RT.com
16 Apr 2025, 13:49 GMT+10
The American economy is built on consumption and outsourcing, not production, David Hundeyin has said
Imposing tariffs cannot resolve the deep-rooted structural inefficiencies in the US economy, Nigerian journalist David Hundeyin has told RT.
Hundeyin argued that the ideological rigidity driving Washington's current policy risks aggravating short-term damage rather than addressing long-term contradictions in America's economic role.
"The economic inefficiency cannot be solved by merely imposing tariffs," Hundeyin said.

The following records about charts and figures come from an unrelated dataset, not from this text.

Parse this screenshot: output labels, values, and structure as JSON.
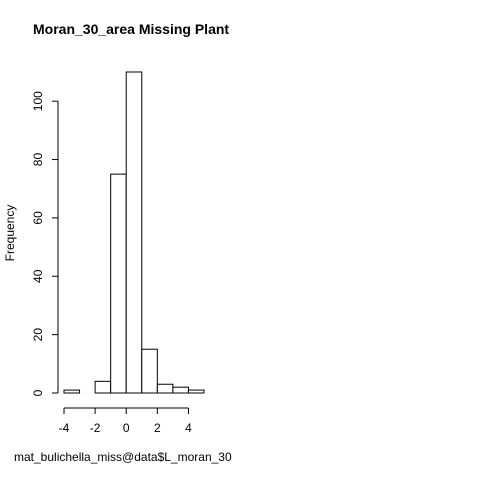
{
  "chart_data": {
    "type": "bar",
    "title": "Moran_30_area Missing Plant",
    "xlabel": "mat_bulichella_miss@data$L_moran_30",
    "ylabel": "Frequency",
    "bin_edges": [
      -4,
      -3,
      -2,
      -1,
      0,
      1,
      2,
      3,
      4,
      5
    ],
    "values": [
      1,
      0,
      4,
      75,
      110,
      15,
      3,
      2,
      1
    ],
    "xlim": [
      -4,
      5
    ],
    "ylim": [
      0,
      110
    ],
    "x_ticks": [
      -4,
      -2,
      0,
      2,
      4
    ],
    "y_ticks": [
      0,
      20,
      40,
      60,
      80,
      100
    ],
    "grid": false,
    "fill": "#ffffff",
    "stroke": "#000000"
  }
}
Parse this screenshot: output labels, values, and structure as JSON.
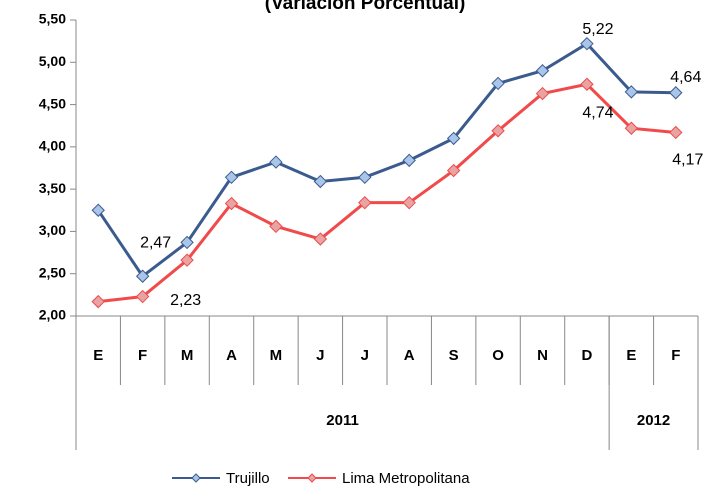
{
  "chart_data": {
    "type": "line",
    "title": "(Variación Porcentual)",
    "categories": [
      "E",
      "F",
      "M",
      "A",
      "M",
      "J",
      "J",
      "A",
      "S",
      "O",
      "N",
      "D",
      "E",
      "F"
    ],
    "groups": [
      {
        "label": "2011",
        "count": 12
      },
      {
        "label": "2012",
        "count": 2
      }
    ],
    "series": [
      {
        "name": "Trujillo",
        "color": "#3b5b8e",
        "marker_color": "#a9c5ea",
        "values": [
          3.25,
          2.47,
          2.87,
          3.64,
          3.82,
          3.59,
          3.64,
          3.84,
          4.1,
          4.75,
          4.9,
          5.22,
          4.65,
          4.64
        ],
        "value_labels": [
          null,
          "2,47",
          null,
          null,
          null,
          null,
          null,
          null,
          null,
          null,
          null,
          "5,22",
          null,
          "4,64"
        ]
      },
      {
        "name": "Lima Metropolitana",
        "color": "#f04a4a",
        "marker_color": "#e8a3a3",
        "values": [
          2.17,
          2.23,
          2.66,
          3.33,
          3.06,
          2.91,
          3.34,
          3.34,
          3.72,
          4.19,
          4.63,
          4.74,
          4.22,
          4.17
        ],
        "value_labels": [
          null,
          "2,23",
          null,
          null,
          null,
          null,
          null,
          null,
          null,
          null,
          null,
          "4,74",
          null,
          "4,17"
        ]
      }
    ],
    "ylim": [
      2,
      5.5
    ],
    "yticks": [
      {
        "value": 2,
        "label": "2,00"
      },
      {
        "value": 2.5,
        "label": "2,50"
      },
      {
        "value": 3,
        "label": "3,00"
      },
      {
        "value": 3.5,
        "label": "3,50"
      },
      {
        "value": 4,
        "label": "4,00"
      },
      {
        "value": 4.5,
        "label": "4,50"
      },
      {
        "value": 5,
        "label": "5,00"
      },
      {
        "value": 5.5,
        "label": "5,50"
      }
    ],
    "legend": "bottom"
  }
}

He added that the global economic order has depended on a model in which production is outsourced, largely to Asia and South America, while consumption remains centered in the US. "That's the world order that the US consciously and knowingly built," he stressed.
Hundeyin pointed out that domestic labor conditions in the US have long been tailored to serve a consumption-driven economy rather than an industrial one.
He cited the late Apple CEO Steve Jobs, who once noted that iPhones aren't made in China because of cheap labor, but because of the country's enormous pool of skilled workers. The scale of that skilled labor force, Hundeyin explained, is unmatched in the US, where, as Jobs famously remarked, such a workforce could fit in "a room," while in China it would fill several "stadiums."
Hundeyin believes the people surrounding US President Donald Trump are not blind to economic realities. He described the broader vision in Trump's circle as an "ideological thing," particularly by the belief that AI and automation would enable the return of manufacturing to American soil without the need for foreign labor.
Hundeyin, however, questioned what this would mean for the US workforce. "What is then going to happen to 300 million Americans who would have effectively been rendered obsolete overnight?" he asked.
Hundeyin suggested that China may see this situation "as an opportunity to fundamentally reshape the economic makeup of the entire world."
Earlier this month, Trump imposed higher "reciprocal" tariffs on nearly 90 countries, later announcing a 90-day pause and a reduced 10% rate - excluding China, whose imports now face a 145% duty. Twenty African nations were hit with increased tariffs, including Lesotho (50%), Madagascar (47%), and South Africa (30%).